Hospitals no longer have those open wards of the ’40s and ’50s, but the idea of keeping similar types of patients together persists. A new study asks an age-old question, does location matter? Spoiler alert – yes.
A bit of background
While there are multiple intensive care units designated for patients with cardiovascular or respiratory disease or just the critically ill, the bulk of patients do not need such close monitoring and are placed in medical or surgical (med/surg) units keeping similar problems in the same general area. Unlike surgical patients who frequently undergo elective surgery where their admission and bed assignment is planned; medical patients most frequently are admitted to the hospital urgently or emergently, without reservations, making planning for their placement more of a problem.
After a patient is admitted to the hospital, an experienced clinician, usually a nurse, determines their "bed assignment" - where in the hospital they should be placed, attempting to match the acuity of their needs with available resources. And assignments are made quickly; waiting in the Emergency Department or post-operative recovery can result in inadequate care and backing up the system, like an obstruction on a highway offramp.
Placement is an imperfect science, more an art. It is most important to match patients to the acuity of their needs, placing a critically ill patient in a regular room has already been shown to reduce the quality of care and patient outcomes. Mismatches here are called “off-level placements.” But, what about the vast majority of patients, who are recovering from a specific illness or surgery in a more routine way. Does it matter whether you put an adult on a pediatric floor because that is the only place a bed is available, or can you safely place a post-op surgical patient on a unit caring for patients with pneumonia, abdominal pain, or anemia (off-service placement)?
The most persuasive clinical argument for keeping similar patients together is that the nursing staff is more experienced with their problems, has a better understanding of the typical path to recovery, and notices the early deviations that if not corrected turn into more significant issues and complications. Having organized the nursing unit around similar patients permits additional patient care, like physical therapy, nutritional consultation, and discharge planning to be unit-based. As a result, consistent teams care for similar patients and have multiple opportunities to communicate and coordinate.

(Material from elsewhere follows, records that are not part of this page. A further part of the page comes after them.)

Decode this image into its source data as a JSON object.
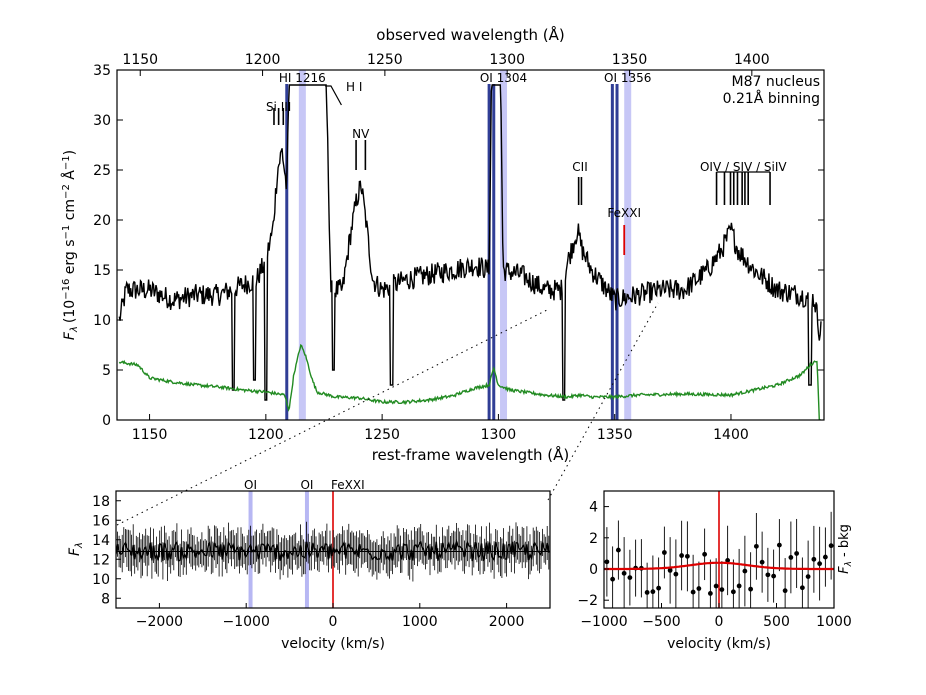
{
  "chart_data": [
    {
      "id": "main",
      "type": "line",
      "title_top_axis": "observed wavelength (Å)",
      "xlabel": "rest-frame wavelength (Å)",
      "ylabel": "F_λ (10^-16 erg s^-1 cm^-2 Å^-1)",
      "ylabel_main": "F",
      "ylabel_sub": "λ",
      "ylabel_rest": "(10",
      "ylabel_e1": "−16",
      "ylabel_unit1": " erg s",
      "ylabel_e2": "−1",
      "ylabel_unit2": " cm",
      "ylabel_e3": "−2",
      "ylabel_unit3": " Å",
      "ylabel_e4": "−1",
      "ylabel_close": ")",
      "xlim": [
        1136,
        1440
      ],
      "ylim": [
        0,
        35
      ],
      "top_xlim": [
        1140.5,
        1429.5
      ],
      "x_ticks": [
        1150,
        1200,
        1250,
        1300,
        1350,
        1400
      ],
      "top_ticks": [
        1150,
        1200,
        1250,
        1300,
        1350,
        1400
      ],
      "y_ticks": [
        0,
        5,
        10,
        15,
        20,
        25,
        30,
        35
      ],
      "annotation": [
        "M87 nucleus",
        "0.21Å binning"
      ],
      "series": [
        {
          "name": "flux",
          "color": "#000000",
          "anchors": [
            [
              1137,
              10
            ],
            [
              1140,
              13
            ],
            [
              1150,
              13
            ],
            [
              1160,
              12
            ],
            [
              1170,
              12.5
            ],
            [
              1180,
              12.5
            ],
            [
              1190,
              13.5
            ],
            [
              1196,
              14
            ],
            [
              1200,
              16
            ],
            [
              1203,
              19
            ],
            [
              1205,
              25
            ],
            [
              1207,
              27
            ],
            [
              1209,
              23
            ],
            [
              1210,
              33.5
            ],
            [
              1226,
              33.5
            ],
            [
              1228,
              13
            ],
            [
              1233,
              13
            ],
            [
              1236,
              18
            ],
            [
              1239,
              22
            ],
            [
              1241,
              23.5
            ],
            [
              1243,
              20
            ],
            [
              1246,
              14
            ],
            [
              1250,
              13
            ],
            [
              1260,
              14
            ],
            [
              1270,
              14.5
            ],
            [
              1280,
              15
            ],
            [
              1290,
              15.5
            ],
            [
              1296,
              15
            ],
            [
              1297,
              33.5
            ],
            [
              1301,
              33.5
            ],
            [
              1302,
              15
            ],
            [
              1310,
              14.5
            ],
            [
              1320,
              13
            ],
            [
              1327,
              13
            ],
            [
              1330,
              16
            ],
            [
              1334,
              19
            ],
            [
              1336,
              17
            ],
            [
              1340,
              15
            ],
            [
              1350,
              12
            ],
            [
              1360,
              12.5
            ],
            [
              1370,
              13
            ],
            [
              1380,
              13
            ],
            [
              1390,
              15
            ],
            [
              1396,
              17
            ],
            [
              1400,
              19
            ],
            [
              1403,
              17
            ],
            [
              1410,
              15
            ],
            [
              1420,
              13
            ],
            [
              1430,
              12.5
            ],
            [
              1436,
              12
            ],
            [
              1438,
              9
            ]
          ],
          "dips": [
            [
              1186,
              3
            ],
            [
              1195,
              4
            ],
            [
              1200,
              2
            ],
            [
              1229,
              5
            ],
            [
              1254,
              3.5
            ],
            [
              1328,
              2
            ],
            [
              1434,
              3.5
            ]
          ],
          "noise": 1.1
        },
        {
          "name": "error",
          "color": "#228b22",
          "anchors": [
            [
              1137,
              5.8
            ],
            [
              1145,
              5.5
            ],
            [
              1150,
              4.2
            ],
            [
              1160,
              3.8
            ],
            [
              1170,
              3.5
            ],
            [
              1180,
              3.3
            ],
            [
              1190,
              3.0
            ],
            [
              1200,
              2.8
            ],
            [
              1208,
              2.5
            ],
            [
              1210,
              1
            ],
            [
              1212,
              4.5
            ],
            [
              1215,
              7.5
            ],
            [
              1217,
              6.5
            ],
            [
              1220,
              4
            ],
            [
              1222,
              2.8
            ],
            [
              1230,
              2.3
            ],
            [
              1240,
              2.2
            ],
            [
              1250,
              1.8
            ],
            [
              1260,
              1.8
            ],
            [
              1270,
              2
            ],
            [
              1280,
              2.4
            ],
            [
              1290,
              3.2
            ],
            [
              1296,
              3.5
            ],
            [
              1298,
              5.2
            ],
            [
              1300,
              3.5
            ],
            [
              1305,
              3
            ],
            [
              1320,
              2.5
            ],
            [
              1330,
              2.3
            ],
            [
              1335,
              2.5
            ],
            [
              1340,
              2.3
            ],
            [
              1350,
              2.3
            ],
            [
              1360,
              2.5
            ],
            [
              1380,
              2.6
            ],
            [
              1400,
              2.5
            ],
            [
              1420,
              3.5
            ],
            [
              1430,
              4.5
            ],
            [
              1434,
              5.5
            ],
            [
              1437,
              6
            ],
            [
              1438,
              0
            ]
          ],
          "noise": 0.15
        }
      ],
      "bands": [
        {
          "label": "HI 1216",
          "x": 1215.7,
          "color": "#9999ee"
        },
        {
          "label": "OI 1304",
          "x": 1302.2,
          "color": "#9999ee"
        },
        {
          "label": "OI 1356",
          "x": 1355.6,
          "color": "#9999ee"
        }
      ],
      "absorber_lines": [
        1209,
        1296,
        1298,
        1349,
        1351
      ],
      "line_labels": [
        {
          "label": "Si III",
          "y": 30.5,
          "ticks": [
            1203.5,
            1205.5,
            1207.5
          ],
          "tick_low": 29.5,
          "tick_high": 31.2
        },
        {
          "label": "H I",
          "y": 32.5,
          "ticks": [],
          "tick_low": 0,
          "tick_high": 0
        },
        {
          "label": "NV",
          "y": 27.8,
          "ticks": [
            1238.8,
            1242.8
          ],
          "tick_low": 25,
          "tick_high": 28
        },
        {
          "label": "CII",
          "y": 24.5,
          "ticks": [
            1334.5,
            1335.7
          ],
          "tick_low": 21.5,
          "tick_high": 24.3
        },
        {
          "label": "OIV / SIV / SiIV",
          "y": 24.5,
          "ticks": [
            1393.8,
            1397.2,
            1399.8,
            1401.2,
            1402.8,
            1404.8,
            1406.0,
            1407.4,
            1416.8
          ],
          "tick_low": 21.5,
          "tick_high": 24.8
        }
      ],
      "fexxi": {
        "label": "FeXXI",
        "x": 1354.1,
        "color": "#dd0000"
      }
    },
    {
      "id": "bottom-left",
      "type": "line",
      "xlabel": "velocity (km/s)",
      "ylabel": "F_λ",
      "xlim": [
        -2500,
        2500
      ],
      "ylim": [
        7,
        19
      ],
      "x_ticks": [
        -2000,
        -1000,
        0,
        1000,
        2000
      ],
      "y_ticks": [
        8,
        10,
        12,
        14,
        16,
        18
      ],
      "baseline": 12.8,
      "noise": 1.0,
      "error_bar": 1.8,
      "bands": [
        {
          "label": "OI",
          "x": -950,
          "color": "#9999ee"
        },
        {
          "label": "OI",
          "x": -300,
          "color": "#9999ee"
        }
      ],
      "marker": {
        "label": "FeXXI",
        "x": 0,
        "color": "#dd0000"
      }
    },
    {
      "id": "bottom-right",
      "type": "scatter",
      "xlabel": "velocity (km/s)",
      "ylabel": "F_λ - bkg",
      "xlim": [
        -1000,
        1000
      ],
      "ylim": [
        -2.5,
        5
      ],
      "x_ticks": [
        -1000,
        -500,
        0,
        500,
        1000
      ],
      "y_ticks": [
        -2,
        0,
        2,
        4
      ],
      "n_points": 40,
      "error_bar": 2.0,
      "fit": {
        "amplitude": 0.4,
        "center": 0,
        "sigma": 250,
        "color": "#dd0000"
      },
      "marker": {
        "x": 0,
        "color": "#dd0000"
      }
    }
  ]
}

The question being asked, does “off-service” placement result in inferior care? The researchers looked at 25,000 admissions over a 12 month period involving 18,500 patients. The quality of care was measured by four proxies, length of stay, readmission, in-hospital deaths, and “trigger events.” A trigger event is a call for additional help, prompted by objective clinical measures, like an abnormal heart rate or rate of breathing; or can be a clinical concern, the intuition born out of experience.
The results of being placed off-service:
- About a one day increase in length of hospitalization
- A 13% increase in readmissions
- No change for in-hospital deaths or trigger events.
Good news, the off-service placement doesn’t result in acute harm, but what about the extended hospitalization and higher readmission? Using the unit's designation as medical or surgical as a proxy, the researchers suggested that these “inefficiencies” were not due to the mismatch of nursing skills, i.e., a surgical nurse caring for a medical patient, and vice versa. That longer stay and higher readmission rate correlated with the physical distance between the home unit and the patient’s off-service placement. Why would that be the case?
The answer here is that unit-based care doesn’t travel and do “house calls” well; no surprise, it is not organized in that way. In connecting the dots, the researchers suggest that an off-service patient is seen a bit less by the attending physician and that communication amongst the care team is hampered. Some of this problem could be corrected by assigning team members, other than nurses, not to the unit, but to the patient’s cared for by specific physicians although that would inevitably raise its own set of assignment and coordination issues. It is tough wringing every little bit of slack and buffering out of a system, be it assembly-line manufacturer or healthcare.
Two final factoids. Off-service placement increased as hospital “busyness” increased, more patients, fewer beds, more dislocation. That may make regionalization of care, a proposed solution to physician shortages and inexperience, a more significant logistical problem than anticipated. More importantly, no computer algorithms or artificial intelligence was utilized by those nurses handling placement; they did a great job clinically, getting everyone into beds without any apparent decrement in their acute care based on their training and experience.